Thin and Narrow

She was thin and narrow. Her siblings called her ugly. I thought she was beautiful.

When the two-legged ones came they threw her to the ground. One of them even stepped on her, squashing her open.

I watched her for days, halfway buried there in the dirt. She started decaying. I feared she was gone for this world. And for what? Being thin and narrow?

After a week she sprang roots, digging into the ground, and not soon after she reached for the azure skies.

At first, she was just a twig with two leaves on top. She did not even reach above the high grass. I teased her and called her Sprout. She bent in the wind and I think she laughed.

The storms came, pushed her almost flat to the ground. Some of the others broke, one was uprooted. I called to her to hold on to her leaves and cling to the ground. Her roots, dug deep, held her in place and her leaves trashing in the gale persisted.

The tempests subsided and she stood once more, a twig with two leaves on top that laughed in the wind when I called her Sprout.

By the first summer, she was already taller than her siblings. But she was thin and narrow, and the others called her ugly. If she even heard she cared less for them and more for the sun and the singing breeze in her leaves.

That winter the rains came stronger than ever before, and the floods rinsed some of the others away. The water stood so high only her top leaves reached above the surface. All of her siblings were submerged completely.

I told her to hold on but the strongest torrent dragged her under, only a flicker of dark leaves showing now and then through the milky brown stream. It lasted for hours. I was sure she was uprooted, gone from this world, but when the waters finally subsided she rose once more.

By the second spring, she stood taller and prouder than all the others, still thin and narrow, her branches reached farther, and her roots dug deeper.

She sang in the wind and by late spring she bloomed, and her blooms were just like she had once been, thin and narrow. Her siblings called them ugly. I thought they were beautiful.

The bees and the butterflies came. They stopped at her flowers, but soon flew on, and after a while, they flew past her completely. She stood in silent confusion, reaching her branches higher, but they remained unnoticed, rejected.

By sundown, her silent leaves hung from her sloping branches. I think I heard her sigh in the dark of night, but I told her to hold on and she seemed to straighten some.

The moon rose, full and pale, and a shrill, piercing sound came through the night. Something clung to one of her branches, then something else. Then many others. One flew across the moon drawing the silhouette of a bat.

The others called them ugly, closing the petals of their flowers. She reached out offering them hers. And when the others were visited by bees and butterflies in the sunlight, she was visited by bats under a silvery moon.

By late summer she bore fruit, and they were just like she had once been, thin and narrow. Her siblings called them ugly. I thought they were beautiful.

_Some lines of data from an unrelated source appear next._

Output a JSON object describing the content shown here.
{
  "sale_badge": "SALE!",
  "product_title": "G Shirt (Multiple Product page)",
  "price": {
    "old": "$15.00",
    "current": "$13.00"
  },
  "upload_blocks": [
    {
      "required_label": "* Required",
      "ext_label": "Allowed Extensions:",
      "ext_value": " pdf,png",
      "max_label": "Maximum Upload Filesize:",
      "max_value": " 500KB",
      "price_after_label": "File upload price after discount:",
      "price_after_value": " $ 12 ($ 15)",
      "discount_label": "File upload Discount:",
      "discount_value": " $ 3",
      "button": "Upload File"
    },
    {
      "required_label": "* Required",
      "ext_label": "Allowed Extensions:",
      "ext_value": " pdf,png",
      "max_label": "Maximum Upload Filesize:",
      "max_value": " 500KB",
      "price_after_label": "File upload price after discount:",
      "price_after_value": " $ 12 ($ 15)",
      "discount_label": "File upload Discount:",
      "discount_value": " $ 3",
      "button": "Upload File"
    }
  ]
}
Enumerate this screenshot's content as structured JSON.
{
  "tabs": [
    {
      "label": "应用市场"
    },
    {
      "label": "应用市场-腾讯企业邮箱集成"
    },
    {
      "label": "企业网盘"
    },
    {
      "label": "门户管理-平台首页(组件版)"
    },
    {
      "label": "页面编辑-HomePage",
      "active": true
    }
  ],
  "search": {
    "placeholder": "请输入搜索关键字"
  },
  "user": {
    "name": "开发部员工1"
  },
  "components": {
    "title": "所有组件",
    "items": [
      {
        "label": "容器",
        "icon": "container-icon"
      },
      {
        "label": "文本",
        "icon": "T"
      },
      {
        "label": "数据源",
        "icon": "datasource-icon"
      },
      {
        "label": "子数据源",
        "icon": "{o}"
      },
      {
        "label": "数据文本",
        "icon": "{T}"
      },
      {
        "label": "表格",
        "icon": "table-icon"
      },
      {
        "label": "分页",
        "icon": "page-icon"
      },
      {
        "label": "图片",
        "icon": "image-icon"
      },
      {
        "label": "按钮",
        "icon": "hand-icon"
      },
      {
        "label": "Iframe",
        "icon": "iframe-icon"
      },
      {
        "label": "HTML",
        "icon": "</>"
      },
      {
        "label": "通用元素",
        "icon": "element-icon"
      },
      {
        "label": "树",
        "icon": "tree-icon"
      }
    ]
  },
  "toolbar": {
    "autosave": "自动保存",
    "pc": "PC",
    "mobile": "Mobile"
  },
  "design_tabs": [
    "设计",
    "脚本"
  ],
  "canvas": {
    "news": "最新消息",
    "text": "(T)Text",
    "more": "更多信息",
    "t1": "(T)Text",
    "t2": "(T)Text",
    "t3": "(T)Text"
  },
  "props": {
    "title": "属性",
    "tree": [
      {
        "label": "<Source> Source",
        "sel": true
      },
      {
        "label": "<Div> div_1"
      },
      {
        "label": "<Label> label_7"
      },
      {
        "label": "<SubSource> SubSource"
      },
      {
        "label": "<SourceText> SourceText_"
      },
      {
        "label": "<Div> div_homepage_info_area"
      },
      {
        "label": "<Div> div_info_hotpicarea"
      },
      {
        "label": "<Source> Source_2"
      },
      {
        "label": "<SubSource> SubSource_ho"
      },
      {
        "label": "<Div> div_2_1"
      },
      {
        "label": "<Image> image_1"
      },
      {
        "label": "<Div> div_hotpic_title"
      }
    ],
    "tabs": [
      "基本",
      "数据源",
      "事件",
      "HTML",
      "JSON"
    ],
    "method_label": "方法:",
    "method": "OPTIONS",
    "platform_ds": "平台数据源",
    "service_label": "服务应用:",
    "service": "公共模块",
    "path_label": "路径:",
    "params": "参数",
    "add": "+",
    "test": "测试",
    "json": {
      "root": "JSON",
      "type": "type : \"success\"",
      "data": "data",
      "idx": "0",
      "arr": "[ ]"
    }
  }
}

When the two-legged ones came she stretched out, eagerly presenting her hard-earned fruits, but they looked at them, scoffed and turned away. Her bark darkened, her leaves trembled, but there wasn’t much she could do.

By the time the sun sat perched on the horizon, she was the only one whose offerings had not yet been sampled, not even considered. She stood stunned, subdued.

Suddenly a bluejay landed in her foliage, picked at one of her fruits. It felt as if she held her breath as to not scare it away, but it still flew after only one quick taste.

Her siblings said the bats had poisoned her. She shouldn’t have given her flowers to them.

I kept watch over her through the night. Her trunk turned ashen, her leaves silently shivering on her sagging boughs. I think she wept.

The next day two birds came. They only stayed for a moment, only tasted a few of her fruits before departing again. It seemed her efforts as to no avail, doomed to fall untouched, unappreciated to the ground.

I told her to hold on and in spite of defeat, she stretched for the skies once more, tall, silent and proud.

On the third day, the monkeys came. They squealed and chased each other along her branches throwing as much of her fruit on the ground as they ate, but they did eat. And her foliage murmured once more.

A week later she held a chirping, shrieking market of monkeys and birds in her arms, all squabbling with one another, all fighting over her offerings.

The others watched, dark and silent but for their creaking, clean-picked limbs. They called her ugly, but I couldn’t say if it was in contempt or envy.

And through it all, I could hear the breeze in her leaves and this time I knew she was laughing.